Of course there are use cases and justifications for barriers, but I have serious doubts that any application level developer will ever stumble across one of those. More likely a subtle programming error or oversight in the implementation of an atomic function on the compiler level (where, say, in an implementation of a complex atomic function a barrier is indeed missing) may lead to unexplainable behavior from the point of view of an application developer that can not be unearthed without knowledge of the processor architecture, the compiler and a scrutiny of machine code. For those cases I’d rather stick to a mutex in your example.

Also note that although there ARE cases in which concurrency issues can be addressed by atomic/exclusive accesses to individual identifiers (and sometimes more complex use cases like ring buffers can be reduced to those exclusive accesses to, say, buffer indices), the much more common case are exclusive accesses to data structures like linked lists where the compiler can not help, so in those cases there is no alternative to OS provided synchronization/serialization mechanisms. I do honestly not believe that the TO (or other newcomers) will benefit from a discussion on this level.

1 Like

My point is that defining the global variable as atomic would probably solve the issue of the OP.

And the counter point is that unless the processor HAS an actual machine level atom increment memory instruction, the complier CAN’T make it atomic without knowing the full environment it is running in to implicitly add the equivalent of the critical section.

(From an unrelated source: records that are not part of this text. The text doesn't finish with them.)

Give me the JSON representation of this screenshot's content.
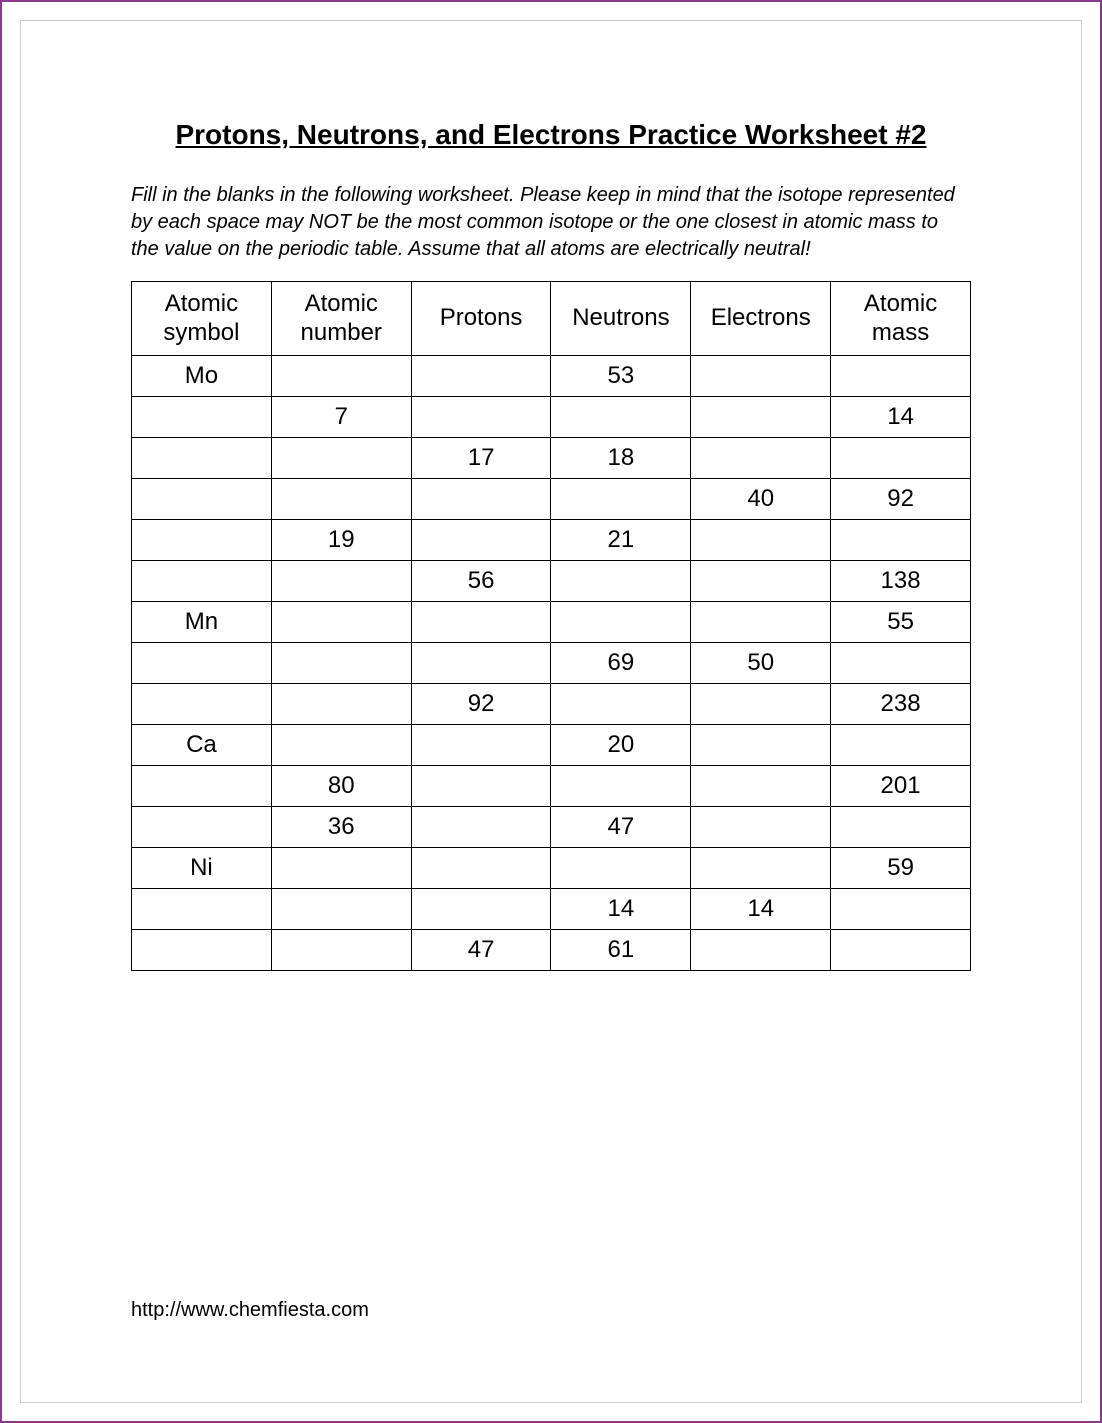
{
  "document": {
    "title": "Protons, Neutrons, and Electrons Practice Worksheet #2",
    "instructions": "Fill in the blanks in the following worksheet.  Please keep in mind that the isotope represented by each space may NOT be the most common isotope or the one closest in atomic mass to the value on the periodic table. Assume that all atoms are electrically neutral!",
    "footer_url": "http://www.chemfiesta.com",
    "border_color": "#8b3a8b",
    "inner_border_color": "#cccccc",
    "table_border_color": "#000000",
    "background_color": "#ffffff",
    "text_color": "#000000",
    "title_fontsize": 28,
    "instructions_fontsize": 20,
    "cell_fontsize": 24,
    "footer_fontsize": 20
  },
  "table": {
    "columns": [
      "Atomic symbol",
      "Atomic number",
      "Protons",
      "Neutrons",
      "Electrons",
      "Atomic mass"
    ],
    "rows": [
      [
        "Mo",
        "",
        "",
        "53",
        "",
        ""
      ],
      [
        "",
        "7",
        "",
        "",
        "",
        "14"
      ],
      [
        "",
        "",
        "17",
        "18",
        "",
        ""
      ],
      [
        "",
        "",
        "",
        "",
        "40",
        "92"
      ],
      [
        "",
        "19",
        "",
        "21",
        "",
        ""
      ],
      [
        "",
        "",
        "56",
        "",
        "",
        "138"
      ],
      [
        "Mn",
        "",
        "",
        "",
        "",
        "55"
      ],
      [
        "",
        "",
        "",
        "69",
        "50",
        ""
      ],
      [
        "",
        "",
        "92",
        "",
        "",
        "238"
      ],
      [
        "Ca",
        "",
        "",
        "20",
        "",
        ""
      ],
      [
        "",
        "80",
        "",
        "",
        "",
        "201"
      ],
      [
        "",
        "36",
        "",
        "47",
        "",
        ""
      ],
      [
        "Ni",
        "",
        "",
        "",
        "",
        "59"
      ],
      [
        "",
        "",
        "",
        "14",
        "14",
        ""
      ],
      [
        "",
        "",
        "47",
        "61",
        "",
        ""
      ]
    ]
  }
}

The compiler can’t generate code to make it work unless it knows it is compiling to FreeRTOS, or provides a set of hooks (with the inherent overhead) to instruct it.

Sure.

It’s not a generic solution.

The more fundamental question is: ”Why are there C/C++ atomic types[1] ? ” Does the C library need to be written specifically for every OS out there? Can’t we just use it if it’s available for a specific architecture?

Don’t get me wrong. I really try to understand why atomic data types should not be used if they are available.

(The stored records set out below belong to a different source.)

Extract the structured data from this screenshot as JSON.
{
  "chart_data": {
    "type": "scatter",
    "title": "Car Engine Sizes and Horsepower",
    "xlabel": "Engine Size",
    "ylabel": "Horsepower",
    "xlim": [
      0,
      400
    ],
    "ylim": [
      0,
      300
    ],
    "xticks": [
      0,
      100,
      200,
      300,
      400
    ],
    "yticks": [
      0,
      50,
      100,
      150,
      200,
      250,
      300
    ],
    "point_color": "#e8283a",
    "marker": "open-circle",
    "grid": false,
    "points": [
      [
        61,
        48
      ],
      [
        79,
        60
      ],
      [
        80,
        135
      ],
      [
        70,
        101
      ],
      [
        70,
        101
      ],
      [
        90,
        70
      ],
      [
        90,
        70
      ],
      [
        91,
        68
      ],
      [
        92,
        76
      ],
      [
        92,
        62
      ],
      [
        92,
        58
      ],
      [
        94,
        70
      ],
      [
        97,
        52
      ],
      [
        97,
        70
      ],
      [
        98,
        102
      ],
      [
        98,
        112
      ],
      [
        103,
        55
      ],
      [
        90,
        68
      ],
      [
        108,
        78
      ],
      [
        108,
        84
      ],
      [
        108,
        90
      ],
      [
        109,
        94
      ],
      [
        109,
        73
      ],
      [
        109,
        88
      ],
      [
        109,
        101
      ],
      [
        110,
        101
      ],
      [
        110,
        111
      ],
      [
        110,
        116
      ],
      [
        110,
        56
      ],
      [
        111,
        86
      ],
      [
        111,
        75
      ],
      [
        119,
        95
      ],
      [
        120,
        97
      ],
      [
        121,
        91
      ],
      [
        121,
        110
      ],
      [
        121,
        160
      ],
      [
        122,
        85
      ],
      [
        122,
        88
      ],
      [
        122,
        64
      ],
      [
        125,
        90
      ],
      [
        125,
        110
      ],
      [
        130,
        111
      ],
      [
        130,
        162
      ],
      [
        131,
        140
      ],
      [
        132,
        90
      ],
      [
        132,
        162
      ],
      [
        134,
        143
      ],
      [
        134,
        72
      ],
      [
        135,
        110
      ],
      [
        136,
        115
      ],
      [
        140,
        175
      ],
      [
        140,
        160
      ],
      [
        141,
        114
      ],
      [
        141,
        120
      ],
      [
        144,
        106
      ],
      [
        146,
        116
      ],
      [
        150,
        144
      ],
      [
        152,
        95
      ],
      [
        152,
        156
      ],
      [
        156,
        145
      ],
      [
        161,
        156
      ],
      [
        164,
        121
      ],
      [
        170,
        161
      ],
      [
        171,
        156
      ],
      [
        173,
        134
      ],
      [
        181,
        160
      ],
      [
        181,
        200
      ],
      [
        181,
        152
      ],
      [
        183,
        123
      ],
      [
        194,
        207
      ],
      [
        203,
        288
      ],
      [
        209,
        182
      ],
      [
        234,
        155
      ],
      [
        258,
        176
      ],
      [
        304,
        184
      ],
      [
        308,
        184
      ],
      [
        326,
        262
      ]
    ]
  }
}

[1] Atomic types - cppreference.com

Or do you suggest to use something like this[2] instead?

[2] Platform: Atomics

Does the C library need to be written specifically for every OS out there.

In part, YES. Part of the purpose of the library is to hide the OS variations from standardized code.

And “atomics” are a feature that very much needs that support. Part of the issue with the language here is that with C11, C stepped from being defined under the assumption of pure single threaded code, with an escape with volatile to indicate that something strange was happening, and needed any other barriers needing to be implemented in library code, to a language that was modeling a possibly multiprocessor configuration needing to handle cache coherency issues (when you use the right markings, like atomic). This model tends to require OS support if you are doing anything more than the processor innately supports, which is often limited to single, word sized reads or writes, and then you need the memory barriers if you have multiple processors.

Nothing wrong with using the language feature, as long as you have checked that it actually is supported for you environment, and what you need to do to actually support that environment.

For example, many embedded compilers work on the basic assumption of “bare-metal”, single threaded code, and if that is the stated assumption of the compiler, “atomic” becomes largely a no-op that can be ignored. It also leads to heap routines (and other parts of the library) that break when used multi-threaded. The better libraries have hooks to support multi-threaded, but YOU need to implement some routines to enable it, as the implementation doesn’t natively come with them for FreeRTOS.